Frequently Asked Questions (FAQs)

  • Q: なぜ MCP サーバーはオープンソースでローカル実行なのですか?公開ホスト型の MCP サーバーがないのはなぜですか?
    A: Model Context Protocol はまだ新しい規格であり、現在の LLM と AI アシスタントは バイナリストリーム(PDF、画像、アーカイブ)へのネイティブサポートが限定的または信頼性が低い ことが多いです。文書解析・OCR・バーコード認識は GroupDocs.Parser Cloud のような専門 API が得意とする領域です。ローカル MCP サーバーはこのギャップを、信頼性と標準化されたインターフェイスで埋める役割を果たします。

  • Q: MCP サーバーを利用するために追加ソフトは必要ですか?
    A: いいえ。Python 3.10 以上と Git があれば動作します。
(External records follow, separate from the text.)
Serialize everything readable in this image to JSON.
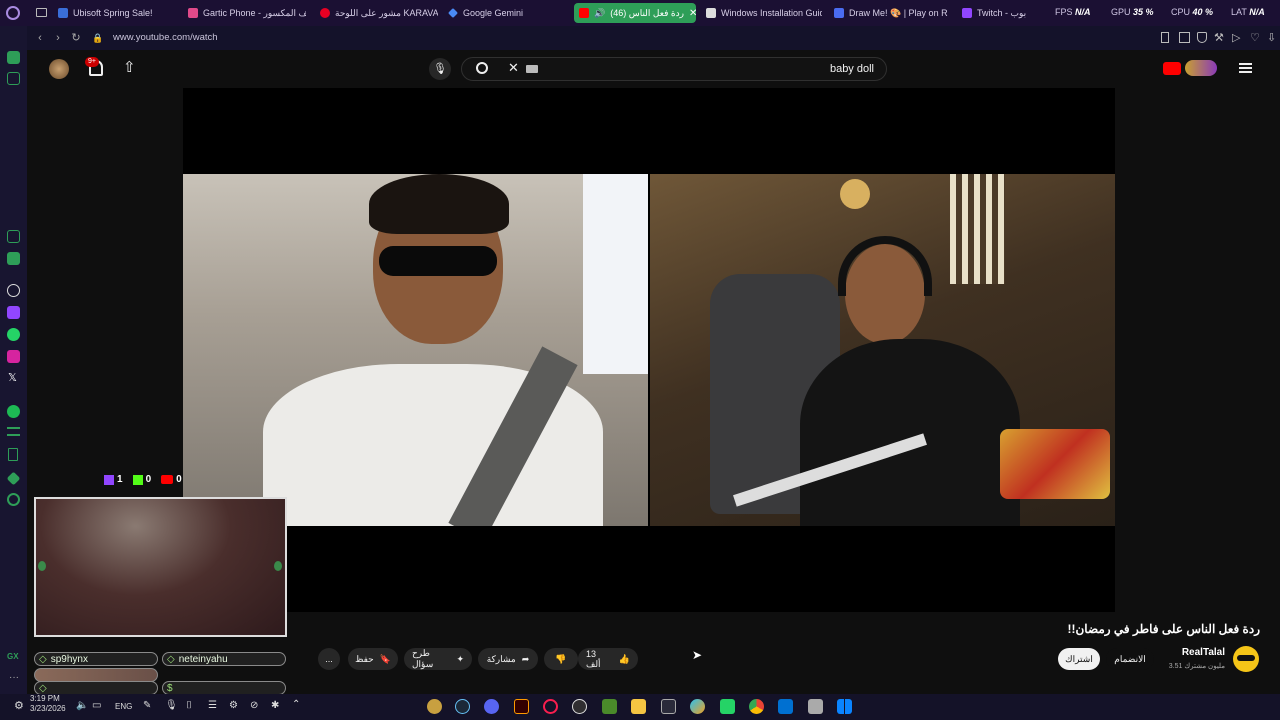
{
  "tabs": [
    {
      "label": "Ubisoft Spring Sale!",
      "color": "#3a6ed8"
    },
    {
      "label": "Gartic Phone - الهاتف المكسور",
      "color": "#e04a8a"
    },
    {
      "label": "مشور على اللوحة KARAVANA",
      "color": "#e60023"
    },
    {
      "label": "Google Gemini",
      "color": "#4a8af4"
    },
    {
      "label": "ردة فعل الناس (46)",
      "color": "#ff0000",
      "active": true
    },
    {
      "label": "Windows Installation Guide",
      "color": "#dddddd"
    },
    {
      "label": "Draw Me! 🎨 | Play on Roblox",
      "color": "#4a6cf0"
    },
    {
      "label": "Twitch - بوب",
      "color": "#9146ff"
    }
  ],
  "stats": {
    "fps_label": "FPS",
    "fps_value": "N/A",
    "gpu_label": "GPU",
    "gpu_value": "35 %",
    "cpu_label": "CPU",
    "cpu_value": "40 %",
    "lat_label": "LAT",
    "lat_value": "N/A"
  },
  "address": {
    "url": "www.youtube.com/watch"
  },
  "youtube": {
    "notif_count": "9+",
    "search_query": "baby doll",
    "video_title": "ردة فعل الناس على فاطر في رمضان!!",
    "channel_name": "RealTalal",
    "subscribers": "3.51 مليون مشترك",
    "subscribe_label": "اشتراك",
    "join_label": "الانضمام",
    "likes": "13 ألف",
    "share_label": "مشاركة",
    "ask_label": "طرح سؤال",
    "save_label": "حفظ",
    "more_label": "..."
  },
  "overlay": {
    "twitch_count": "1",
    "kick_count": "0",
    "youtube_count": "0",
    "chatters": [
      "sp9hynx",
      "neteinyahu"
    ]
  },
  "taskbar": {
    "time": "3:19 PM",
    "date": "3/23/2026",
    "lang": "ENG"
  }
}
その他の依存関係は requirements.txt に記載され、スクリプトが自動でインストールします。

  • Q: サポートされているドキュメント形式は?
    A: PDF、DOCX、XLSX、PPTX、メール(.eml、.msg)、ZIP、RAR などを含む 50 種類以上です。

  • Q: スキャンした PDF からバーコードを抽出できますか?
    A: はい。parse/barcodes エンドポイントがラスタ画像や PDF 内の 1D・2D バーコードを検出します。

  • Q: 特定の GroupDocs Cloud フォルダー内のファイル一覧はどう取得しますか?
    A: MCP サーバーは storage/liststorage/uploadstorage/downloadstorage/delete といった GroupDocs.Cloud ストレージエンドポイントを提供し、チャットセッションや直接リクエストで使用できます。

  • Q: 実行中に MCP ポートを変更したらどうすれば?
    A: .envMCP_PORT を新しい値に更新し、サーバーを再起動してください。

  • Q: 無料トライアルはありますか?
    A: はい、月間 150 回の無料 API 呼び出しが利用可能です。